初めての妊娠中、母乳は出るもの! と完全に思っていました。しかし思うようにいかず、退院してから母乳量を増やすための試行錯誤が始まったのです…。
全ては母乳のため!
母乳の出を良くするために、毎朝5時に起き、根菜類がゴロゴロ入ったみそ汁を作り、茶碗大盛り2杯の玄米を食べました。また、母乳アップ専用のハーブティを毎日4リットル飲み、体の冷えが良くないことを勉強し、徹底的に体を温めました。 しかし、子どもはなかなかお腹いっぱいになってくれず、吸い疲れて眠ってはまたすぐに目覚め、おっぱいを探すのです。 その繰り返しで、授乳間隔が30分空かない時も多々ありました。
1日のほとんどの時間が授乳で、肩凝りはひどく、乳首は切れ、乳頭保護具を使用しなければならないほどでした。

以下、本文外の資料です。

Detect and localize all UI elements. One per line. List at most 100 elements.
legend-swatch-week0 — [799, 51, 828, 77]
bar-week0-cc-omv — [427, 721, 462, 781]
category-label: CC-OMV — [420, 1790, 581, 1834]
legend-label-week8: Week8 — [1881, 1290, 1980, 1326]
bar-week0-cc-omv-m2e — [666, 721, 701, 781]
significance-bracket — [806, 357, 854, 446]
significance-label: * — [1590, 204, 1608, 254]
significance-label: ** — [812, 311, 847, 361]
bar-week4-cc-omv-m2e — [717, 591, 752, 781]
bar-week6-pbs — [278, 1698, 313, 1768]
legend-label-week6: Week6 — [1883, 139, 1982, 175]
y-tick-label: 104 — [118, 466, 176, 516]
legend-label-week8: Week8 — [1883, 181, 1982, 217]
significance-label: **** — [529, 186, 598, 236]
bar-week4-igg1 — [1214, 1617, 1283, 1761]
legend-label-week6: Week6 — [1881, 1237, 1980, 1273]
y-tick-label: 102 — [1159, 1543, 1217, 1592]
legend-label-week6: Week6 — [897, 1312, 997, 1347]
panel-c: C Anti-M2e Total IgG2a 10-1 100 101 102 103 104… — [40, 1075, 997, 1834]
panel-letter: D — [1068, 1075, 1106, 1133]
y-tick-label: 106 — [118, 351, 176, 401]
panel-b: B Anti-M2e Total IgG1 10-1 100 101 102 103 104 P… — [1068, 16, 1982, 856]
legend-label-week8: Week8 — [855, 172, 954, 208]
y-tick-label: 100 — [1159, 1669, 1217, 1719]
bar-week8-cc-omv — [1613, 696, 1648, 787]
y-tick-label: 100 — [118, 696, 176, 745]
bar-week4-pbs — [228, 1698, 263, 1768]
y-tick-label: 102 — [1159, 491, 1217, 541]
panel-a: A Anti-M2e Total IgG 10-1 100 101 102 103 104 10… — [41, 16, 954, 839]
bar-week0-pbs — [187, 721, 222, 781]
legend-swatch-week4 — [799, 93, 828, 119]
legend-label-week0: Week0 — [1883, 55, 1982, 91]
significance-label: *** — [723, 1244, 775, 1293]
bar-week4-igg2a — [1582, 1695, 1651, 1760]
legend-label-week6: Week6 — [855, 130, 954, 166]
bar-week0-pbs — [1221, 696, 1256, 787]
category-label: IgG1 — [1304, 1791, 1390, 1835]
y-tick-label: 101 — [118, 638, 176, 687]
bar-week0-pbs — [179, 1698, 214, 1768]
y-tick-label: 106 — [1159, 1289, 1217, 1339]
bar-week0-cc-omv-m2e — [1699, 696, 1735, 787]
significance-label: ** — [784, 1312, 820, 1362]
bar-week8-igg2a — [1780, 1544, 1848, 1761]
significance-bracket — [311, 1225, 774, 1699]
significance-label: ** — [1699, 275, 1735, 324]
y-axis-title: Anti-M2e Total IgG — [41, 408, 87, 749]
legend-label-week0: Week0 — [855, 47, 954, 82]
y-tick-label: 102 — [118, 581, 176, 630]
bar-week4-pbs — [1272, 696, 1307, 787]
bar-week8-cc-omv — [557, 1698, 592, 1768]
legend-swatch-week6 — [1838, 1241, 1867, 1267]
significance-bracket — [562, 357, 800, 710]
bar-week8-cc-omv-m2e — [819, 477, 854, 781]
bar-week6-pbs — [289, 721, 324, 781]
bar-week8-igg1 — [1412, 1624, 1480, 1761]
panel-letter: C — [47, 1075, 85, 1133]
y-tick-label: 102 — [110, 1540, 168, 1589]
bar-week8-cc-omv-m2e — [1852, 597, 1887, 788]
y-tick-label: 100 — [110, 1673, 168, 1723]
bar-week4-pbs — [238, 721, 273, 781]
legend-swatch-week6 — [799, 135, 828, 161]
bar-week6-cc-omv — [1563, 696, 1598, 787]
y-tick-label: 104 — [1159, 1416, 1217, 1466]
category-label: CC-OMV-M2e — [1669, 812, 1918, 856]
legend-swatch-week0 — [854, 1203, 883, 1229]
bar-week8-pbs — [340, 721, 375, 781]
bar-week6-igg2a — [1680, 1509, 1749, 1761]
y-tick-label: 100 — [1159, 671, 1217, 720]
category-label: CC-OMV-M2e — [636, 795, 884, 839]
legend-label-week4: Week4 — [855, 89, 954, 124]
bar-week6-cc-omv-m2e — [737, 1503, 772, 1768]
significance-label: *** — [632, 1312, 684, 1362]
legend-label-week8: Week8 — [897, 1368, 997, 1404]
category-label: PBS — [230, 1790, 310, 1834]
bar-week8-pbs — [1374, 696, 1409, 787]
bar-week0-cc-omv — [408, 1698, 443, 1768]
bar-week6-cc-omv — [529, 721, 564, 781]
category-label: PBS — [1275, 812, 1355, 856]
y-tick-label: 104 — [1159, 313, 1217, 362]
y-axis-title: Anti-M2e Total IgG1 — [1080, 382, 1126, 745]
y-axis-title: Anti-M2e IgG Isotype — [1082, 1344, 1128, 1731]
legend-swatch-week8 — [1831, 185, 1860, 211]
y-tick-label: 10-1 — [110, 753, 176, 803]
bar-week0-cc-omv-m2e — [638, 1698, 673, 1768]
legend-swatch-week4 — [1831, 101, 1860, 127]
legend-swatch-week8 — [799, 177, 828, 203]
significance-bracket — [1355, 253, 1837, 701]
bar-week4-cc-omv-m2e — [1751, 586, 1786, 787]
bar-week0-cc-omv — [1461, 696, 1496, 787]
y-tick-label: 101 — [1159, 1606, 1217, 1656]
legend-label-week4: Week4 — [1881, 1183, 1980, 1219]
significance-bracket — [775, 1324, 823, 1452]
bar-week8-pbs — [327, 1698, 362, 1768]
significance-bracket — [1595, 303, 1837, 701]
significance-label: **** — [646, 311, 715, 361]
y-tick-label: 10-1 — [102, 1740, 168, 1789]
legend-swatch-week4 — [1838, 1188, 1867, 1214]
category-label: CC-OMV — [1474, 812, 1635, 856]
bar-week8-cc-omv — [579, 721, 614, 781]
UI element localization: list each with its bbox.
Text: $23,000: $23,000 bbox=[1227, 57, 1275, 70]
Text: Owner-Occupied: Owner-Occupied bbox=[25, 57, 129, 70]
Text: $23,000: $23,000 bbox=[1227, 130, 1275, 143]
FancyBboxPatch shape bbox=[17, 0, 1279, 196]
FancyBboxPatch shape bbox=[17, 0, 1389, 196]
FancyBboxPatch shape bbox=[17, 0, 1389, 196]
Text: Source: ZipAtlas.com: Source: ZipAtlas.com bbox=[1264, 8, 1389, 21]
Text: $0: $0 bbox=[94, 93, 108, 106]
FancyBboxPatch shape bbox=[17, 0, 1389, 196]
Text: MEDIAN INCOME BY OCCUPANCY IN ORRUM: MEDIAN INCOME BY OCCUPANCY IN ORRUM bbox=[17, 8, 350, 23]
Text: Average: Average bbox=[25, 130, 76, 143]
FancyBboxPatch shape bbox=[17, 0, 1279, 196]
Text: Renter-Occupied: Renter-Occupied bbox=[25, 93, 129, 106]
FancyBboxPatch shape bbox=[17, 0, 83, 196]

なかなか満足してくれない子どもに苛立ちも感じ始め、すがる思いで母乳外来へ行くことに。助産師のおっぱいマッサージや指導を受け、しばらく様子を見ることになりました。
しかし、週に1回ひと月通っても状況は変わらず、週2回通っても母乳量は増えなかったのです。この施設までは電車で一本、1回の費用は3000円程かかりました。体力的にも金銭的にも負担は大きかったものの、結果はついてきてくれませんでした…。
私は勝手に追い詰められ「母親失格だ」と、せきを切ったかのように泣き崩れました。 義母からは、
「(義姉)は、ご飯や水分をいっぱい摂って、色々気にしてやってたけどねー」と、悪気のない嫌味を言われたこともあります。
ママ会では、他のママたちが授乳ケープで授乳を始める中、私は哺乳瓶と水筒を取り出します。
「あ、ミルクなんだねー! 大変ね」と言われ、何とも言えない思いをしたこともあります。
追い詰められた私が気づいたこと
そんなある日、色んな感情が巡り、呆然としていると、そこにはわが子が天使のような顔で眠っていました。 この時私は、はっ! とさせられました。1番苦しい思いをしていたのは、子どもだったと気づいたのです。
お腹が満たされず、出ないおっぱいを一生懸命、吸い続けていた子ども… 疲れ果てて眠っても、空腹でまたすぐ目が覚めてしまう子ども… 抱っこしていても 、いつもおっぱいを探していた子ども… 申し訳ない思いでいっぱいになり、「なんということをしてしまっていたのだろう」と、涙が止まりませんでした。
私は3人の子どもを授かることができました。その度に助産師からは
「仕事復帰しないのなら母乳で頑張ってみて!」と勧められました。 でも、自分を追い詰め、まだ小さいわが子につらい思いをさせるくらいなら、私は完全ミルクで何の問題もないと思っています。完全ミルクで育った3人の子どもたちは、大きな病気もせず元気に成長してくれていますよ。